Nur ganz wenige Erwählte sind zu solcher Einsicht und Klarheit fähig wie Robert Habeck: „Wir sind umzingelt von Wirklichkeit.“ Noch passt also die Welt nicht in Parteiprogramm und Koalitionsvertrag. Sie wird aber passend gemacht – allein wie, das steht noch in den Sternen. Die ganz große Chance zum Gestalten ist da.
Eigentlich gibt es sie immer, gerade auch in der Krise. Sie ist aber nun unter der ebenfalls selbstverständlichen Pflicht noch einmal in Erinnerung gerufen worden, die Verfassung in Gestalt der Schuldenbremse einzuhalten. Welch eine Gelegenheit für eine Regierung, aber auch für jeden Koalitionspartner, sein Profil zu schärfen und alte Zöpfe abzuschneiden!
Nicht von dieser Welt
Insbesondere die soziale Frage sollte jedem am Herzen liegen. Gewiss, man muss es sich leisten können, grün zu wählen. Aber es kann nicht im Interesse einer an Gerechtigkeit interessierten Partei sein, oder einer, die sich sozialdemokratisch nennt, dass hart arbeitende Menschen kaum mehr in der Tasche haben als Empfänger von Bürgergeld. Ein stolzer Name, aber das ist falscher Stolz.

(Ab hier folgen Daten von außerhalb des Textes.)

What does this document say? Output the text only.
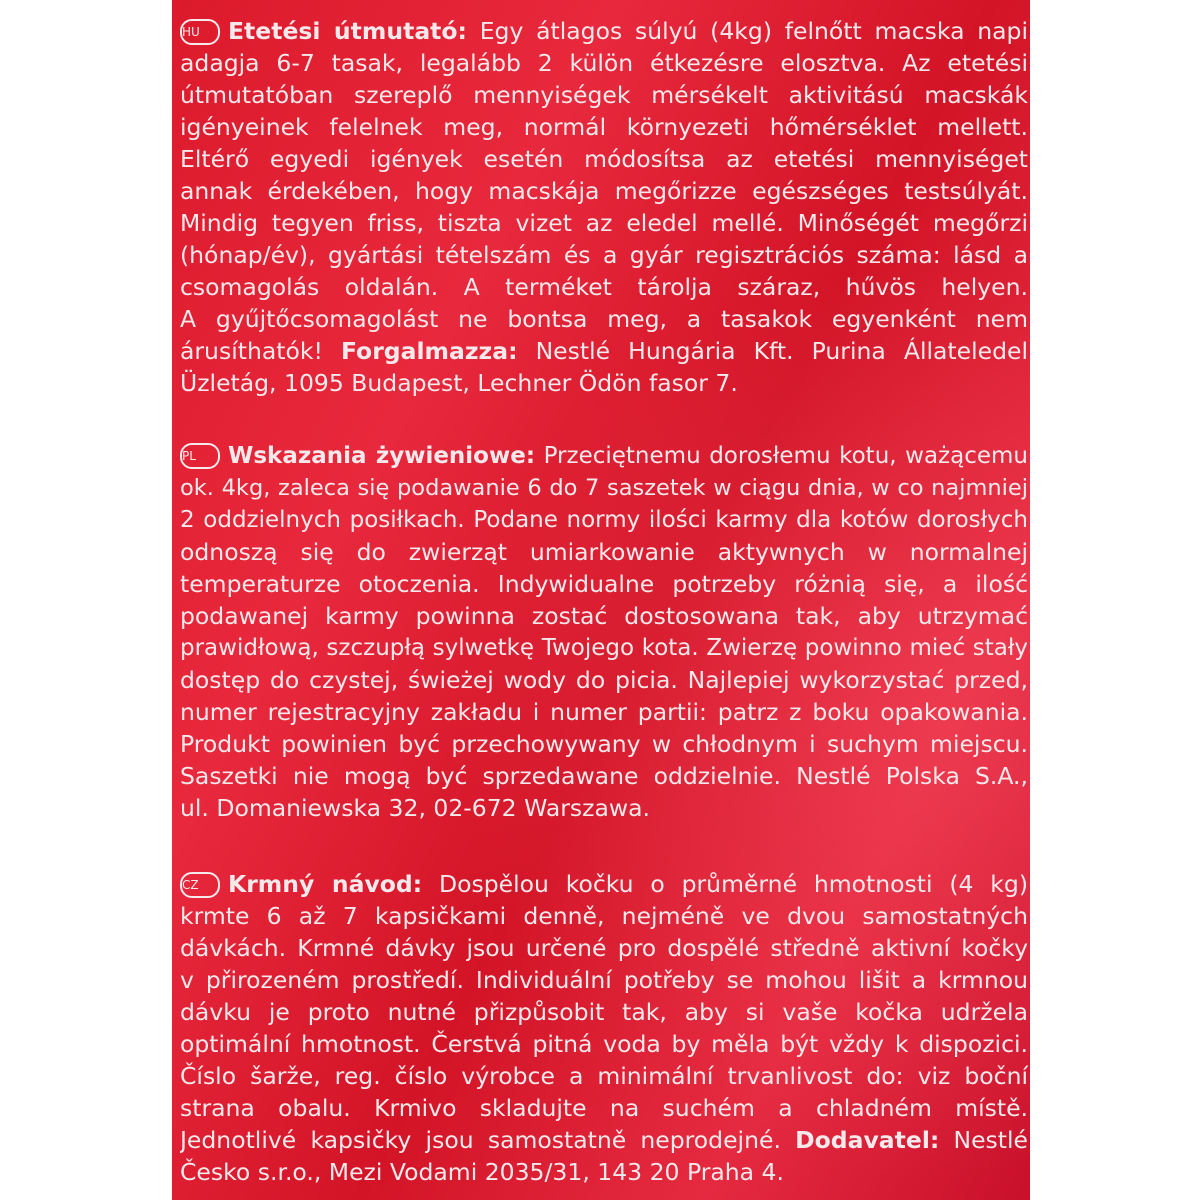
HU Etetési útmutató: Egy átlagos súlyú (4kg) felnőtt macska napi
adagja 6-7 tasak, legalább 2 külön étkezésre elosztva. Az etetési
útmutatóban szereplő mennyiségek mérsékelt aktivitású macskák
igényeinek felelnek meg, normál környezeti hőmérséklet mellett.
Eltérő egyedi igények esetén módosítsa az etetési mennyiséget
annak érdekében, hogy macskája megőrizze egészséges testsúlyát.
Mindig tegyen friss, tiszta vizet az eledel mellé. Minőségét megőrzi
(hónap/év), gyártási tételszám és a gyár regisztrációs száma: lásd a
csomagolás oldalán. A terméket tárolja száraz, hűvös helyen.
A gyűjtőcsomagolást ne bontsa meg, a tasakok egyenként nem
árusíthatók! Forgalmazza: Nestlé Hungária Kft. Purina Állateledel
Üzletág, 1095 Budapest, Lechner Ödön fasor 7.
PL Wskazania żywieniowe: Przeciętnemu dorosłemu kotu, ważącemu
ok. 4kg, zaleca się podawanie 6 do 7 saszetek w ciągu dnia, w co najmniej
2 oddzielnych posiłkach. Podane normy ilości karmy dla kotów dorosłych
odnoszą się do zwierząt umiarkowanie aktywnych w normalnej
temperaturze otoczenia. Indywidualne potrzeby różnią się, a ilość
podawanej karmy powinna zostać dostosowana tak, aby utrzymać
prawidłową, szczupłą sylwetkę Twojego kota. Zwierzę powinno mieć stały
dostęp do czystej, świeżej wody do picia. Najlepiej wykorzystać przed,
numer rejestracyjny zakładu i numer partii: patrz z boku opakowania.
Produkt powinien być przechowywany w chłodnym i suchym miejscu.
Saszetki nie mogą być sprzedawane oddzielnie. Nestlé Polska S.A.,
ul. Domaniewska 32, 02-672 Warszawa.
CZ Krmný návod: Dospělou kočku o průměrné hmotnosti (4 kg)
krmte 6 až 7 kapsičkami denně, nejméně ve dvou samostatných
dávkách. Krmné dávky jsou určené pro dospělé středně aktivní kočky
v přirozeném prostředí. Individuální potřeby se mohou lišit a krmnou
dávku je proto nutné přizpůsobit tak, aby si vaše kočka udržela
optimální hmotnost. Čerstvá pitná voda by měla být vždy k dispozici.
Číslo šarže, reg. číslo výrobce a minimální trvanlivost do: viz boční
strana obalu. Krmivo skladujte na suchém a chladném místě.
Jednotlivé kapsičky jsou samostatně neprodejné. Dodavatel: Nestlé
Česko s.r.o., Mezi Vodami 2035/31, 143 20 Praha 4.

Der Sozialstaat darf niemanden fallenlassen und niemanden aufgeben. Er darf aber auch keinen Anreiz setzen, nur noch aus der Gemeinschaftskasse zu leben. Das Mantra der SPD-Vorsitzenden, es dürfe nicht bei den Schwächsten gespart werden, ist nicht von dieser Welt. Für die wirklich Armen interessiert sie sich nicht; Politik wird für die eigenen Ansprüche und geschickten Profiteure des Sozialstaats gemacht.
„Arbeit und Soziales“ – das ist weiterhin der mit Abstand größte Etat des Haushalts. Die Vorstellung, dass dieser Dauer-Riesenposten von vornherein unantastbar wäre, ist abenteuerlich. Natürlich gibt es auch hier verfassungsrechtliche Vorgaben – aber auch Spielräume. Der soziale Frieden, der dieses Land immer noch auszeichnet, beruht nicht auf bedingungslosen Ausschüttungen, sondern auf Würde und Freiheit. Der Sozialstaat geht vor die Hunde, wenn der Versorgungsempfänger zum Vorbild wird.